Bridge to Fremont, Part of Hwy 99

I admit, I messed up. I forgot what day it was, it happens: I work nights, I start my day on one day of the week, and end it in another. So I got confused. But I meet Smallie in downtown Seattle, hoping to get to the current parking lot that Skillet inhabits today, just south of the Fremont bridge (or as some call the area, the Peoples Republic of Fremont, possibly due to the statue of V. I. Lenin), but no Skillet. What happened? No Skillet? Were we led astray? So while Smallie and I attempt to figure out what happened, a coffee shack with wi-fi gives us the bad news, it’s Thursday, not Wednesday. They were here yesterday.

The Trailer, at last.

So as we head back, in the opposite direction, into SODO, hoping we get there before closing, the clock ticking ever so close to 2:00 pm, closing time. Tick, tock, changing buses, tick tock, passing Safeco Field, tick, tock, until, at long last, a parking lot, a trailer, and a woman telling us they are closed. We check the time. 1:50. Seems today was a slow day, and they were shutting down early. Smallie protested and pleaded, just do this one favor, after all, we’d come all this way, and since one of the places she wanted to visit, on her trip from Hong Kong was to eat here. They relent, and we order several things. After small talk about the weather, and Smallie taking pictures, the question was asked, ‘are you guys bloggers?’
OK, now I’m amused. Smallie responds that she isn’t, “Why do you ask?”, the answer is because of the photography, and the insight that bloggers tend to order one of everything on the menu.

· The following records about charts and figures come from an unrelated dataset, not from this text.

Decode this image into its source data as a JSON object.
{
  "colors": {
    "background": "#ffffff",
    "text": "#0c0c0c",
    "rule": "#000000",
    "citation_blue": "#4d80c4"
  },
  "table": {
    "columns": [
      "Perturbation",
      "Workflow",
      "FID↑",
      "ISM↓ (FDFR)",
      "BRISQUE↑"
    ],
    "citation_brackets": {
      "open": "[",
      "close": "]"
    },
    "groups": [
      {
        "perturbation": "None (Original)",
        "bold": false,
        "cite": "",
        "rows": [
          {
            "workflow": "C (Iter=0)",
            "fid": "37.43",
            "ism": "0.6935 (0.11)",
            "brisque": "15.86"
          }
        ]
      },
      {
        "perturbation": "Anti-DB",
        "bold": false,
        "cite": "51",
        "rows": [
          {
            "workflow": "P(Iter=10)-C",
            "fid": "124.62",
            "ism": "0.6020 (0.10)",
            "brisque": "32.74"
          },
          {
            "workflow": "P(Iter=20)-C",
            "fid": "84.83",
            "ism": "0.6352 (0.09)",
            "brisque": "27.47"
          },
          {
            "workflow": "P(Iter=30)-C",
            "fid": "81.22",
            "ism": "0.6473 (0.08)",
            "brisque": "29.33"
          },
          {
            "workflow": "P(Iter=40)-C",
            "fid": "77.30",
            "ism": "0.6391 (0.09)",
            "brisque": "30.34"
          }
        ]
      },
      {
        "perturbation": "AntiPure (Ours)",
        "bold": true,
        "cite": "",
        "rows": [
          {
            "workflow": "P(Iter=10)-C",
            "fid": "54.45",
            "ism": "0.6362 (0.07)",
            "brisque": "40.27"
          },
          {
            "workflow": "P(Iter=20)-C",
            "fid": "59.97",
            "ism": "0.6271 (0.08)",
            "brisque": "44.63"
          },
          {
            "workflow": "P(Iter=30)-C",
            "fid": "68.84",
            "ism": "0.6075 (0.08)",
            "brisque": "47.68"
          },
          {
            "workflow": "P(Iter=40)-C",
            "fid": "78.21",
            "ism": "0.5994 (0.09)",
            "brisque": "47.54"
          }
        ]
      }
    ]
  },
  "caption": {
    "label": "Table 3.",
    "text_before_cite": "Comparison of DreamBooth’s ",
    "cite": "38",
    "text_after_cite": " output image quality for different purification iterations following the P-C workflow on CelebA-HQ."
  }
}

The Menu, short and to the point.

At least we left off a few things, I suppose. Finally our orders were served, they packed up. We sat down to eat,(or as smallie put it, ‘unceremoniously put our buts down of the pavement’) in of all places, a bus stop. As we settled down, we see the trailer drive south into the distance.

The Burger

But now for the food. A burger, of grass-fed beef, Cambozola (a French Gorgonzola) cheese, and bacon jam, with the fixin’s. Bacon jam? Say what? Chef … speaks of bacon jam as such.

…..what the heck is bacon jam?…

It is something we’ve been cooking up for a couple of years now on our trailers and for our burgers

…….we take a big bunch of really really good bacon, and render it down…add a bunch of spices..onions, etc..and let it simmer for about 6 hours…give it a quick puree, and blast chill it…and you have bacon jam..

source: Josh Henderson, on Bacon Jam

The mouth feel is soft and nice, partly due to the bacon jam, which gives a good burger, just a touch of moistness, and a well-rounded flavor that tickles even the hardiest of burger-fans. This is some burger.

The Chicken Sammy

The first thing you notice about the Chicken Sammy is the size. It’s enormous. Good, balanced flavor between the sweetness of the apple slaw and the savoryness of the chicken, but even for a person with as large of a mouth as my own. Bring a friend with you to eat this sammy.

The Poutine

I find it hard to judge the poutine, as my experience with the genre is limited, but with that in mind, I found the flavor delectable, with nothing out of balance, it even keeps well, as it is the only part of this meal that was not entirely consumed at the bus stop.

Finally, the parsnip soup, a lighter soup than you’d imagine, was well-flavored, and tasty enough to hold its own even among the heavy gutters in this culinary line up.

To me, this is guerrilla cuisine at its finest. Clearly, in my mind is a paraphrasing of the line from the old TV series “the A-team”.  If you can find out where they are, and they are there, you just might be able to eat… At Skillet. In my mind, nothing short of an ‘A’ team would describe the food experience I have had, where getting there is half the fun.